Back in the Baltimore lab, Chighladze painstakingly isolates phages from harbor water by culturing them with sundry strains of bacteria. Modern technology can decipher which type of phage kills which type of bacteria. For a broad spectrum assault, purified phages can then be combined in cocktails.
Over time, bacteria naturally develop resistance to phages, as they do to antibiotic drugs. Drug resistance, however, has been accelerated by global misuse of antibiotics. Phages, in contrast, can adapt to keep up with the bacteria, matching their prey mutation for mutation. “It’s a biological arms race,” explains Sulakvelidze, a former Georgian lab director who worked extensively with the Eliava Institute. Back in Tbilisi, phages never fell out of fashion. They’ve been in use in humans for 70 years with claims of miraculous results. Phages offer other advantages over antibiotics. For starters, they don’t harm benevolent bacteria living in symbiosis with human hosts. But even with such positive traits, phages do have their downside.

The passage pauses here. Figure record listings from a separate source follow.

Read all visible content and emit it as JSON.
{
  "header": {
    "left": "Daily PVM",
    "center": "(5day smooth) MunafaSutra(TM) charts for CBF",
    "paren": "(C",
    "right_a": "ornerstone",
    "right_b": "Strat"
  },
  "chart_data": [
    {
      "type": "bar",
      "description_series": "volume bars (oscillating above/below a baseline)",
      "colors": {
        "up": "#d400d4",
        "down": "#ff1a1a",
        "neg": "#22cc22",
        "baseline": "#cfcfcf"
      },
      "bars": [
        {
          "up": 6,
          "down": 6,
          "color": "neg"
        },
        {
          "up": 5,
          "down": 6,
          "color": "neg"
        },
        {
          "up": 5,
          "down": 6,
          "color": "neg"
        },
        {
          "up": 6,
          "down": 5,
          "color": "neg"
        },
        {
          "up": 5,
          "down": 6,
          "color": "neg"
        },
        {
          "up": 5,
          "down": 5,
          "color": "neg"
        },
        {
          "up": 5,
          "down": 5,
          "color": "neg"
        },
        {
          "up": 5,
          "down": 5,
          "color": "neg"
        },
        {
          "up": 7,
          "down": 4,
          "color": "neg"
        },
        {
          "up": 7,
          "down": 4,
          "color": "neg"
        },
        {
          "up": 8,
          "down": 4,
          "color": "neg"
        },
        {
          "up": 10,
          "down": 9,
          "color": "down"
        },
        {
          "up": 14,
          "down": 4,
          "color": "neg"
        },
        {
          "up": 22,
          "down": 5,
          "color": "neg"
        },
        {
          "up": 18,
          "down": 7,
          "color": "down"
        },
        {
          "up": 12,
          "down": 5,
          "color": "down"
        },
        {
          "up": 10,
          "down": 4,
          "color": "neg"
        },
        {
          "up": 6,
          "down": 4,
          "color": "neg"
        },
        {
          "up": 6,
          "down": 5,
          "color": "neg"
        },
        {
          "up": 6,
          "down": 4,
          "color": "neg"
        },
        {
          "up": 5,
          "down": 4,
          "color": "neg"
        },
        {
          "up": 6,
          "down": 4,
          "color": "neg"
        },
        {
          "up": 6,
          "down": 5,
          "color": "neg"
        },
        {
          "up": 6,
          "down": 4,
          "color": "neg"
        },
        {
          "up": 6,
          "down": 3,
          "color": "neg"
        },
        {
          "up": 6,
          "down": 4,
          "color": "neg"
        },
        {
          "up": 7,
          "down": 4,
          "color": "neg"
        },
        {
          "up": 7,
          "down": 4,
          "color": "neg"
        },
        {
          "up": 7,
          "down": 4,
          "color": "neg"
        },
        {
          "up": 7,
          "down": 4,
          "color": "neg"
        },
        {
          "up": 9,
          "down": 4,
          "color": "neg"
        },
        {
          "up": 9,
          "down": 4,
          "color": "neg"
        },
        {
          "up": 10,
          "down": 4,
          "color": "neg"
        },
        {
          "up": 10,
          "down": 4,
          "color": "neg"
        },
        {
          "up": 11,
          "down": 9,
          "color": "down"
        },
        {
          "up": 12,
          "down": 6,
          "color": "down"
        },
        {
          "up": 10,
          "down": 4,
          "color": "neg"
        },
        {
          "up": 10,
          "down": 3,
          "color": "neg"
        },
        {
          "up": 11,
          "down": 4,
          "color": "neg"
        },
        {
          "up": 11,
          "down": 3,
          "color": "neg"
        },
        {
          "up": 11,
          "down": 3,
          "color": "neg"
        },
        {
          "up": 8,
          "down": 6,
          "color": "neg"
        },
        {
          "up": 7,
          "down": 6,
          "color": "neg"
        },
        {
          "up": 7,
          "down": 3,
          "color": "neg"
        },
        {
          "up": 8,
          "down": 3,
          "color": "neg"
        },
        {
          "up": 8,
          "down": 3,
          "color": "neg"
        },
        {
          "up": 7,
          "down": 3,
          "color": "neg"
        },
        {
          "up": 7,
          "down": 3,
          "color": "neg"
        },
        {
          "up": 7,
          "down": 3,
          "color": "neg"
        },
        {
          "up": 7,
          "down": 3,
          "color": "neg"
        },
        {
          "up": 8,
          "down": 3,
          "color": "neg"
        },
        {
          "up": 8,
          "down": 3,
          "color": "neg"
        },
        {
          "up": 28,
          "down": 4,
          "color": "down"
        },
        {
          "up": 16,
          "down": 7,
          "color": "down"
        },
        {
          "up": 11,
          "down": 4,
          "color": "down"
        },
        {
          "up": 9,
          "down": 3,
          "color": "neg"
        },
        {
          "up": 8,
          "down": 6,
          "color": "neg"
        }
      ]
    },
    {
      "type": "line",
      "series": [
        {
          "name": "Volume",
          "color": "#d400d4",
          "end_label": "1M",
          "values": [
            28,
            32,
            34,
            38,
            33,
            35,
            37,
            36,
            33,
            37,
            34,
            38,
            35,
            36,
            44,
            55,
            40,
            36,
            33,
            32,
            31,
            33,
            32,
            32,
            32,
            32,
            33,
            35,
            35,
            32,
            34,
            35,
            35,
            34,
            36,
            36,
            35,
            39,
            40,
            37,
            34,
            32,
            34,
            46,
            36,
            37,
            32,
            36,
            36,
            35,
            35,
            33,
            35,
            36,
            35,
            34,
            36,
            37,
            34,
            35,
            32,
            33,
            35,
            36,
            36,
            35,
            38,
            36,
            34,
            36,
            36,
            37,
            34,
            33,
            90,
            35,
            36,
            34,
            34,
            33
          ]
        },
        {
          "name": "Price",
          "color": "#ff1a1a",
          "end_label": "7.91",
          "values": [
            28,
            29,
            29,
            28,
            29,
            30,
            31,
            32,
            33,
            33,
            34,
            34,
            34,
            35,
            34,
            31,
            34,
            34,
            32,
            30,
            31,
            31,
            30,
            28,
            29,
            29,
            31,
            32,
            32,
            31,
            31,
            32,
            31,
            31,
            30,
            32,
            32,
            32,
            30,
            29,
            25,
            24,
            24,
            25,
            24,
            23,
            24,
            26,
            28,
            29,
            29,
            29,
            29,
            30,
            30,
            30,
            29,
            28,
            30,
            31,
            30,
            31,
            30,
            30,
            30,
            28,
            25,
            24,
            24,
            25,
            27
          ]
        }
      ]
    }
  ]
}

Rather than kill bacteria, some phages make them even more lethal. This happens, for example, with the bacterium that causes cholera.
In the mid-1980s interest in the West was renewed when British and Polish researchers studied phage success against microbes in animals. But burgeoning cases of antibiotic-resistant bacterial infections really prompted the surge in Western research.
Today Intralytix and Phage Therapeutics, like a handful of other companies, are developing phage catalogs to sequence the genetic code of a select hundred or so of the inestimably large number of species of bacteria-killing viruses found in nature. Although Intralytix has opted to use only naturally occurring species for now, other companies are attempting to genetically engineer phages so that they overcome bacterial resistance.
The first human clinical trials in the United States are slated to begin within a year. Possible applications include impregnating artificial skin or other materials with phages to heal infected wounds, intravenously medicating patients suffering from bacterial infections of the bloodstream, and culturing custom phage therapies from infected patients.
Psychological barriers to phage acceptance remain. “Some people worry about getting treated with a virus,” Merril says, “but they don’t realize that many of today’s leading vaccines are made with live virus.” Yet even Merril doubts phages will ever be a panacea or more than an adjunct to antibiotics.
Whatever the future, phages have already earned a respected place in the annals of medicine. We shall see how much larger their entry becomes.